The main four that matter most to AI:

1. Standardize inputs. 

With AI, as in manufacturing, the start must be with systemizing raw materials. A factory that changes raw materials into a finished product will produce an uncertain output if the inputs are uncertain. AI that holds inconsistent or poor-quality data will produce inconsistent results. Data sources must be vented for reliability and consistency and clean, pre-process and transform the data to prepare it for the required models. This process must be ongoing and regular.

2. Eliminating waste. 

Once the scale is known, the smallest waste becomes a considerable cost, which is why manufacturing companies are professional at keeping waste to a minimum. Every time the AI runs, it costs something or the other.
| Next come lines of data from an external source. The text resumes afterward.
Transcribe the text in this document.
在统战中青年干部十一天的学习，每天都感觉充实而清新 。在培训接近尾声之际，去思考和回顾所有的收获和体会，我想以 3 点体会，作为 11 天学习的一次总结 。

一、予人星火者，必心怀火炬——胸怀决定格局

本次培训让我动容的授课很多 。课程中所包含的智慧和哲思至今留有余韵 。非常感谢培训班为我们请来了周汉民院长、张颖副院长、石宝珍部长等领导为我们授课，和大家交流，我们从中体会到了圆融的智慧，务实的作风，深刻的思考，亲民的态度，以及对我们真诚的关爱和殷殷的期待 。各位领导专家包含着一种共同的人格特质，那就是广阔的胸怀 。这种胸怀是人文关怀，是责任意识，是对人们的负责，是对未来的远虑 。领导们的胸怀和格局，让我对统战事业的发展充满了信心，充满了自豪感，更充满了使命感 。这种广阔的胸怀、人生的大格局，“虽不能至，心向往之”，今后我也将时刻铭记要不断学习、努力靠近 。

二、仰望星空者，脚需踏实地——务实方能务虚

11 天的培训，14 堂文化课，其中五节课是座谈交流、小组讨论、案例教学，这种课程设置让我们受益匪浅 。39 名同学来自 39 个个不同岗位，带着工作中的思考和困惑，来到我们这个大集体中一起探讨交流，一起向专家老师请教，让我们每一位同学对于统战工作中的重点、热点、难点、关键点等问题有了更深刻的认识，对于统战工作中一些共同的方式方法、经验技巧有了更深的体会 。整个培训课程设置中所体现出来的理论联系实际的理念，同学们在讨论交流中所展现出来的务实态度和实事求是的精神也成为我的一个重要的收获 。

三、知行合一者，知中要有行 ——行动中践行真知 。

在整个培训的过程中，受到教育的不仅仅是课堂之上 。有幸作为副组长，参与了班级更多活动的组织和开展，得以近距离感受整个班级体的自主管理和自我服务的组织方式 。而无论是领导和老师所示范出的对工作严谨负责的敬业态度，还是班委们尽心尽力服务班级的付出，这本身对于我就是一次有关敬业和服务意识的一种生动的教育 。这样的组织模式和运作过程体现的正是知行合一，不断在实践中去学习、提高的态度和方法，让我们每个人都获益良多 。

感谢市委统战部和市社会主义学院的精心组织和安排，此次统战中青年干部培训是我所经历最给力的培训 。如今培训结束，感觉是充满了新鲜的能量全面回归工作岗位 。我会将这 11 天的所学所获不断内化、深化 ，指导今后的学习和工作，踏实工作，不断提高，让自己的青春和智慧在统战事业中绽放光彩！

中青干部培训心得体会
A predictive model may be quick enough on a laptop to miss small carelessness results in the code but become a swollen data hog when deployed across the firm. If a lead-scoring model is built, that tells salespeople how valuable a lead maybe, by setting points to each lead in their CRM, how frequently should it update? Should the system refresh the data at any moment, one of the customers performs a relevant action? Or is it possible to reduce the number of refreshes and save on data costs by updating lead scores right before the team determines its engagement strategy?
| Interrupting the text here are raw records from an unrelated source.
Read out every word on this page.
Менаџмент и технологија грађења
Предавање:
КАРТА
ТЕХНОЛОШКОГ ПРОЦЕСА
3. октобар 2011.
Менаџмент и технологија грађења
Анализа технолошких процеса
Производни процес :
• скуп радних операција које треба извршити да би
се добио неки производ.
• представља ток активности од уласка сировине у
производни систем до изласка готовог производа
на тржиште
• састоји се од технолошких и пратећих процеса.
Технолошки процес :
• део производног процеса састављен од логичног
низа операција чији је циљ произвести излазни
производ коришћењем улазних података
3. Accepting total quality assurance. 

Factories will produce some amount of faulty output. When small errors happen at scale, it produces costly results. This is why manufacturers design, staff, and maintain each assembly line with the expectation of defects in mind. Every person and part is carefully placed to minimize hard output. The AI will have faults. It will subsequently call a good lead a lousy lead or forecast a customer will agitate the day before they sign a six-month contract extension. It is a must to detect and repair those defects before errors compound. They are designing the system with total quality management in mind. Defining the quality expectations so that it is possible to measure them, determining where errors can occur and how to configure the system to minimize them.

4. Creating feedback procedures. 

A feedback mechanism is needed that can test and detect the AI’s errors. Furthermore, it is needed to design the system so that it is repairable. If designing is not made for it is it for serviceability, it will let us understand when it shatters or how or where it has shattered. The aim should be to make a system that can keep functioning after it detects an error. Nobody wants to entirely depend on the data scientists who made the model keep altering it every time it breaks. Data scientists make lousy and, more importantly, unhappy restoration people.

Sales teams with lead scoring implanted in their CRMs can click a thumbs up or thumbs down icon to respond to devices. This kind of response can be processed and checked continuously and used to escort upgrades.

Artificial Intelligence is a big focus for many organizations today, significantly as organizations increase their automation in response to world events. There is sizeable value in standing on the giants’ shoulders in the industry who have learned from several decades of manufacturing experiments. The aim is to standardize the prototype-to-production journey with the best processes and a continuous improvement mindset. As the navigation through the journey toward operationalized AI, it is not required to depend on prototype designers to manufacture and distribute their innovations. Keep the inventors inventing. Develop the right skillsets and experience with guidance from the manufacturing floor to take those innovations, scale them, and ensure that their result is consistent, high quality, and worth the investment.